Соседи одобрили. Енька оказался в проигрыше.

Подавая гривенник, Петух похвалил меня, сказал:

– Дешево ты взял, Еньке такого круга по воде не сделать и за сто рублей…

Не оправдались Енькины надежды на мою гибель никак. Даже когда я, будучи подростком, заболел оспой, и тогда смерть милостиво обошла меня.

Целый месяц я лежал без медицинской помощи. Фельдшер сам, заразившись оспой, тихо скончался.

Мимо нашей Попихи проселочной дорогой провозили гроб за гробом. А я выжил без лечения, впроголодь, но выжил, вопреки ожиданиям Еньки.

Случилось другое: умер от оспы Енькин любимец – сынок Мишенька, Все спали, кроме моего опекуна Михайлы. Утром он смиренно рассказывал, как удостоился слышать таинственный гул в печной трубе и ироде бы священное пение доносилось оттуда.
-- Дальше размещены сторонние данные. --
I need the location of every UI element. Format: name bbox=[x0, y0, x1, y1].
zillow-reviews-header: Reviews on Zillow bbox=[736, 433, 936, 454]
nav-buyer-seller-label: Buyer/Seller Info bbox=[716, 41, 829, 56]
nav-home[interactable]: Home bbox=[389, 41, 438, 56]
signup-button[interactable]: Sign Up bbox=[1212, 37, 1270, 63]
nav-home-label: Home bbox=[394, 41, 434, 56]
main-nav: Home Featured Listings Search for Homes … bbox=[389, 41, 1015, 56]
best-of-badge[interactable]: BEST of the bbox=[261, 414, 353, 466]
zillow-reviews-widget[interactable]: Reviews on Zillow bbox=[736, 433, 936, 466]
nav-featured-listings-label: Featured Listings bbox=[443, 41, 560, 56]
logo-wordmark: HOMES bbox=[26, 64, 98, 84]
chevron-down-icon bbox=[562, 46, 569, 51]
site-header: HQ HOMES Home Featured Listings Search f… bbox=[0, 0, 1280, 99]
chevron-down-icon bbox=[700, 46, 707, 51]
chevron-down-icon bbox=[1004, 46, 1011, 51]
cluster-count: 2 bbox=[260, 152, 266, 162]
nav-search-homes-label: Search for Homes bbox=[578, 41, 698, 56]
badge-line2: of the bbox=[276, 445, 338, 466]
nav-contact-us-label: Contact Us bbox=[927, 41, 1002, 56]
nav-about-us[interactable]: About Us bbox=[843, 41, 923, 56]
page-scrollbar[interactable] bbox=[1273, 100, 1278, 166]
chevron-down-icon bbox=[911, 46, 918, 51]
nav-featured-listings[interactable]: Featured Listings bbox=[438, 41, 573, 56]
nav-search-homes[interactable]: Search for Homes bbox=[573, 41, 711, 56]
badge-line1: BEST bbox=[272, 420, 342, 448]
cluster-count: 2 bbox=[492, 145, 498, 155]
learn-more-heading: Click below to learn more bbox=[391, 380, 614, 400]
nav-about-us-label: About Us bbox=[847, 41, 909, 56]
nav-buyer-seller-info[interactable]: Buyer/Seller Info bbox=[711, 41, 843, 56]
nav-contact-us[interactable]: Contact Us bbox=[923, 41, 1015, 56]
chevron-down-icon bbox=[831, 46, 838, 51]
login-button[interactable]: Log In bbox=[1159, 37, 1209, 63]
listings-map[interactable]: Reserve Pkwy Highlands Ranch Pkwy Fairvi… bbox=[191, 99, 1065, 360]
Двери и ворота были заперты. По рассказам опекуна, единственного свидетеля, ангелы господни вынесли душеньку безгрешного Мишеньки через трубу.

Еньку такой путь не устраивал. Он ругался и сожалел, что в ту ночь для выноса безгрешной души его чада двери были на запоре… Шутка ли, в рай через дымоход?

Случилось так, что Енька в Февральскую революцию оказался, что называется, в гуще событий.

Служил он, ратник второго разряда, в лейб-гвардии Финляндском полку. Полк находился в Петрограде, считался благонадежным, но оказался на стороне революционного народа, за царизм не заступился, а в полицейских солдаты Финляндского полка стреляли охотно.

Енька не хвастался своими подвигами, когда приехал в Попиху на недельку навестить отца и свою благоверную супругу. Подвигов он не совершал, не мог и поднажиться за счет свержения императора. Но попытка такая была. На Енькиной шинели, над правым карманом и ниже чернело громадное чернильное пятно.

– Почему? Отчего?

Енька поведал нам без утайки:

– Свергли мы, это самое, государя. Ослободился престол: садись, кто хошь. И тут подвернулось столько временных, одного престола вроде им и маловато. А нашему брату что? Тоже ухватить чего-то бы не мешало. По малости потянули. Мне – в лесторане «Медведь» мы располагались – досталась большущая серебряная чернильница. Вижу, вещица денег стоит и никто ее не трогает. А она закрыта, кнопкой заперта. Ну, думаю, расковыряю потом, наедине. Хвать ее да и в карман. Она у меня там возьми да и раскройся! Да вся и вытекла. Тут меня застопорили. За жабры взяли и говорят: «Не тронь частную собственность!» Чернильницу отобрали, а пятно никак не отмывается. Очень едкие чернила. Пусть на память о революции…

Соседи слушали, посмеивались, а Лариса Митина ехидно сказала:

– Не густо тебе, Енька, леворуция за службу отвалила, одно черное пятно!

Алеха Турка посоветовал:

– Вырежь, Енька, это место на шинели и будешь герой с дырой.